Девушка. Моррис? Да вы шутите! Моррис приглашал их присоединяться к нему! Моррис и понятия не имеет, мать его, как спровоцировать кого-нибудь…
Далее следует довольно большой и унылый материал об избитом и госпитализированном Моррисе, прикованном к постели. Под конец остальные «вольные фермеры» были вынуждены прибегнуть к защите полиции, потому что настоящие фермеры снова напали на них и расстреляли из ружей все посадки томатов. «Защита полиции» оборачивается тем, что всех «вольных фермеров» попросту выгоняют с «Вольной фермы».
Когда Морриса выписывают из клиники, он болтается по городку, производя своего рода посмертное вскрытие оставленной «Вольной фермы». Он хочет выяснить у местных фермеров, действительно ли они способны пристрелить кого-то или со временем станут более терпимо относиться к «Вольной ферме». Все это выглядит бессмысленным, поскольку «Вольной фермы» более не существует, но, очевидно, Моррису крайне важно получить ответы на свои вопросы.
(Средний план — четкость изображения подстраивается наплывом; без синхронного звука, музыка за кадром; улица, день; местная пожарная часть. Моррис на костылях, с ним его девушка. Они говорят с шефом пожарных, но без синхронного звука. Музыка — «После золотой лихорадки» Нейла Янга. Хотя весь разговор ведет Моррис, шеф не сводит глаз с его девушки. Средний план; без синхронного звука, музыки тоже нет; улица, день; дом фермера. Моррис и девушка разговаривают с одним из настоящих фермеров, который, возможно, участвовал в избиении. Девушка приподнимает груди, словно напрашиваясь, чтобы ее за них ущипнули.

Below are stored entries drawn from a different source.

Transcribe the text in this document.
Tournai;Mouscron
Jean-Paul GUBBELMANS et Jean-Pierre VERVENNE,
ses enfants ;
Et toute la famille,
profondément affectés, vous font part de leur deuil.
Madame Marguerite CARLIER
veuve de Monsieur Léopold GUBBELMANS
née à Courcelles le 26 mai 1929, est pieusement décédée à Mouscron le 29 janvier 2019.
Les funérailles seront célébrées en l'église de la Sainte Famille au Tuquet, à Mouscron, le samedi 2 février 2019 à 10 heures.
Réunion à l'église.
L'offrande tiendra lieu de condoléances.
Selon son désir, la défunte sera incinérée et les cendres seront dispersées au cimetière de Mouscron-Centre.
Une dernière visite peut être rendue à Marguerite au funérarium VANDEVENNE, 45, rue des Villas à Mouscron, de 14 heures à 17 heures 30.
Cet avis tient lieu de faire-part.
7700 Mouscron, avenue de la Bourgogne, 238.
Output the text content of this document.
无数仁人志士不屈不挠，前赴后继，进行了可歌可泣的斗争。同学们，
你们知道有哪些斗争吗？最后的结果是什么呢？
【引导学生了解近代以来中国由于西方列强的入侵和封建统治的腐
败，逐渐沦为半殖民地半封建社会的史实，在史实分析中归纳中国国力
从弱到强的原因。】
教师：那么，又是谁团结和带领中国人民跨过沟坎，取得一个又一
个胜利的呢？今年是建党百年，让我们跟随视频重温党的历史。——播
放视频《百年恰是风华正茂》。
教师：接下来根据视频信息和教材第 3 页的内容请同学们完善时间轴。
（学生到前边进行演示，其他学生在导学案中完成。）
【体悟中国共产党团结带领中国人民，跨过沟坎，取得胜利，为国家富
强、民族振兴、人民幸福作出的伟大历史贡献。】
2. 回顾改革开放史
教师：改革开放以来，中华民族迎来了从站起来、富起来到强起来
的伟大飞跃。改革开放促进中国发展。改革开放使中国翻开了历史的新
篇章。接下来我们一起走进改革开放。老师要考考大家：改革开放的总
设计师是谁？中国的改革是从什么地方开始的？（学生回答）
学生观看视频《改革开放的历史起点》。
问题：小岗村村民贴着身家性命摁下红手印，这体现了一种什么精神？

Моррис дружелюбен; фермер осторожен. Средний план; без синхронного звука, без музыки; улица, день; универсальный магазин. Моррис и его девушка сидят на ступенях. Они пьют пепси; Моррис что-то с энтузиазмом говорит, однако девушка, похоже, сыта этим. Съемка с другого ракурса — чтобы в кадр попал их психоделический «фольксваген»; синхронный звук, постепенно стихающая музыка. Моррис и девушка собираются уезжать. Они садятся в фургон. Моррис говорит прямо в камеру; девушка держит его костыли.)
Моррис. Они не станут стрелять в нас. Возможно, опять поколотят, но стрелять точно не станут. Я чувствую, что мы теперь намного ближе к ним; происходит налаживание контактов. (Он поворачивается к девушке.) Ведь ты тоже ощущаешь это, да?
Девушка. Они оторвут тебе твою дурацкую башку, Моррис…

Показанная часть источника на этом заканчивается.